Thomas May Peirce, who would eventually go on to receive his doctorate in Law and Letters from Dickinson College, was understandably proud of the fact that he’d opened a school unlike almost any other in 1865. He’d done it a mere five
months after the Civil War had ended, and he had a strong vision, an unwavering vision to build it into something great.
“I knew from businessmen that advertisements for help were answered by hundreds,and that cases were rare in which more than one percent of the applications rose to the dignity of consideration,” Peirce would later say of his motivations
for opening Union Business College. “I did not have money, but I had time, I had youth, and I had some degree of courage, and I gave myself to the work of training the ninety-nine percent of applicants who wanted to go into business and whose previous preparation did not secure for them even consideration at the hands of an employer.”
Peirce was just 27 when he opened the school, but he had seven years of experience teaching children in Philadelphia’s public schools. He also knew there was a need for business education that institutions of the day were not fulfilling satisfactorily. He staunchly refused to accept the status quo, always searching for better ways to do things.
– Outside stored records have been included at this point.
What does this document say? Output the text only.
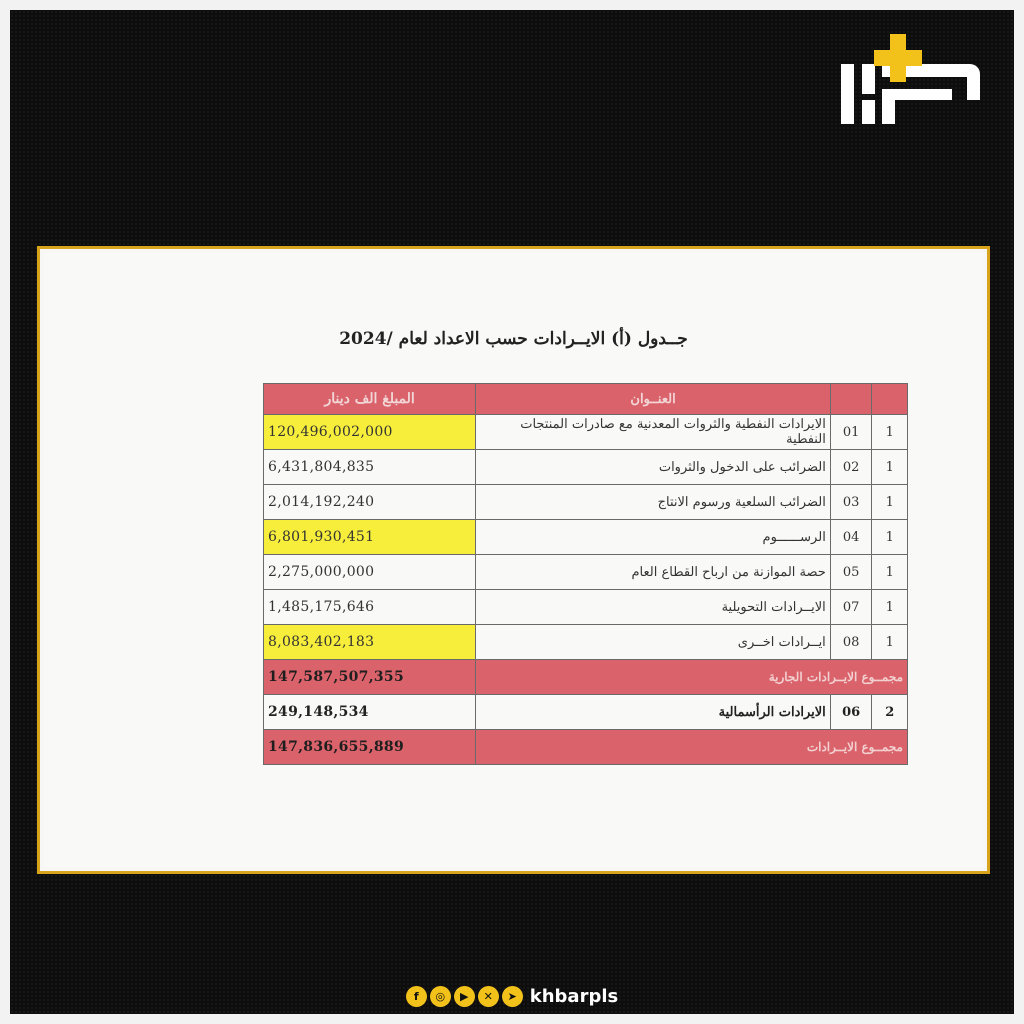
جــدول (أ) الايــرادات حسب الاعداد لعام /2024
		العنــوان	المبلغ الف دينار
1	01	الايرادات النفطية والثروات المعدنية مع صادرات المنتجات النفطية	120,496,002,000
1	02	الضرائب على الدخول والثروات	6,431,804,835
1	03	الضرائب السلعية ورسوم الانتاج	2,014,192,240
1	04	الرســــــوم	6,801,930,451
1	05	حصة الموازنة من ارباح القطاع العام	2,275,000,000
1	07	الايــرادات التحويلية	1,485,175,646
1	08	ايــرادات اخــرى	8,083,402,183
مجمــوع الايــرادات الجارية			147,587,507,355
2	06	الايرادات الرأسمالية	249,148,534
مجمــوع الايــرادات			147,836,655,889
f	◎	▶	✕	➤ khbarpls
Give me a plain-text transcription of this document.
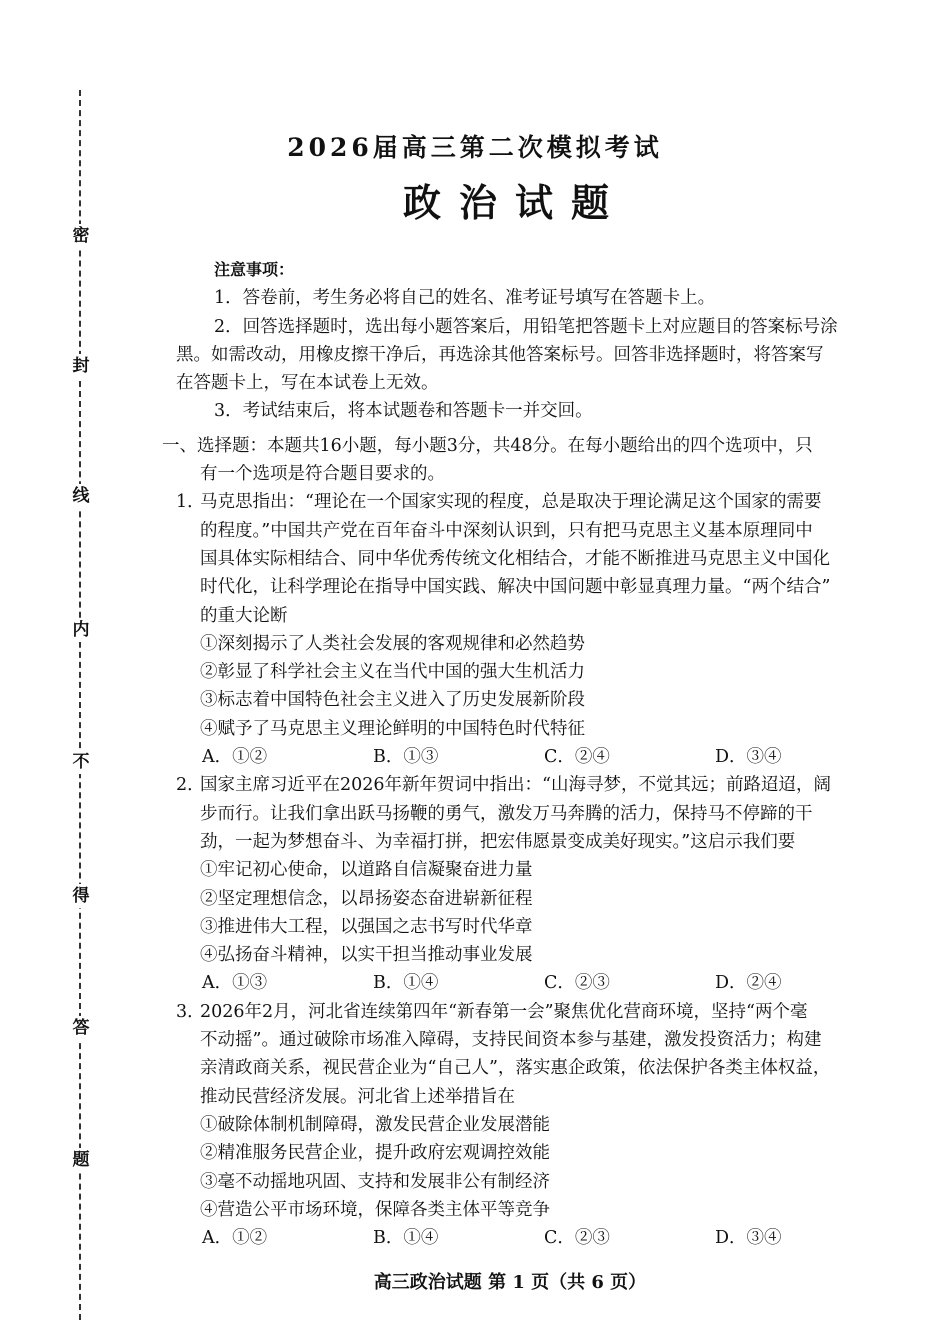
密
封
线
内
不
得
答
题
2026届高三第二次模拟考试
政治试题
注意事项：
1．答卷前，考生务必将自己的姓名、准考证号填写在答题卡上。
2．回答选择题时，选出每小题答案后，用铅笔把答题卡上对应题目的答案标号涂
黑。如需改动，用橡皮擦干净后，再选涂其他答案标号。回答非选择题时，将答案写
在答题卡上，写在本试卷上无效。
3．考试结束后，将本试题卷和答题卡一并交回。
一、选择题：本题共16小题，每小题3分，共48分。在每小题给出的四个选项中，只
有一个选项是符合题目要求的。
1．马克思指出：“理论在一个国家实现的程度，总是取决于理论满足这个国家的需要
的程度。”中国共产党在百年奋斗中深刻认识到，只有把马克思主义基本原理同中
国具体实际相结合、同中华优秀传统文化相结合，才能不断推进马克思主义中国化
时代化，让科学理论在指导中国实践、解决中国问题中彰显真理力量。“两个结合”
的重大论断
①深刻揭示了人类社会发展的客观规律和必然趋势
②彰显了科学社会主义在当代中国的强大生机活力
③标志着中国特色社会主义进入了历史发展新阶段
④赋予了马克思主义理论鲜明的中国特色时代特征
A．①②	B．①③	C．②④	D．③④
2．国家主席习近平在2026年新年贺词中指出：“山海寻梦，不觉其远；前路迢迢，阔
步而行。让我们拿出跃马扬鞭的勇气，激发万马奔腾的活力，保持马不停蹄的干
劲，一起为梦想奋斗、为幸福打拼，把宏伟愿景变成美好现实。”这启示我们要
①牢记初心使命，以道路自信凝聚奋进力量
②坚定理想信念，以昂扬姿态奋进崭新征程
③推进伟大工程，以强国之志书写时代华章
④弘扬奋斗精神，以实干担当推动事业发展
A．①③	B．①④	C．②③	D．②④
3．2026年2月，河北省连续第四年“新春第一会”聚焦优化营商环境，坚持“两个毫
不动摇”。通过破除市场准入障碍，支持民间资本参与基建，激发投资活力；构建
亲清政商关系，视民营企业为“自己人”，落实惠企政策，依法保护各类主体权益，
推动民营经济发展。河北省上述举措旨在
①破除体制机制障碍，激发民营企业发展潜能
②精准服务民营企业，提升政府宏观调控效能
③毫不动摇地巩固、支持和发展非公有制经济
④营造公平市场环境，保障各类主体平等竞争
A．①②	B．①④	C．②③	D．③④
高三政治试题 第 1 页（共 6 页）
An eloquent speaker, Peirce was fond of verbalizing this principle. “Let me see your string of fish, and if it is a better-looking string than mine, I want to learn of you and change my methods.”
Throughout his life, Thomas May Peirce was many things: a college founder, a master penman, a dedicated business educator and a grammar school principal among them. But he was nothing if not pragmatic.
“The demand for the merely learned is decreasing. That for the practical and useful is increasing.”
For the 31 years he ran the school until his passing, Peirce’s focus remained on serving his students with the career-oriented practical and useful education they needed. In 2015, the Philadelphia college that bears his name continues that proud tradition.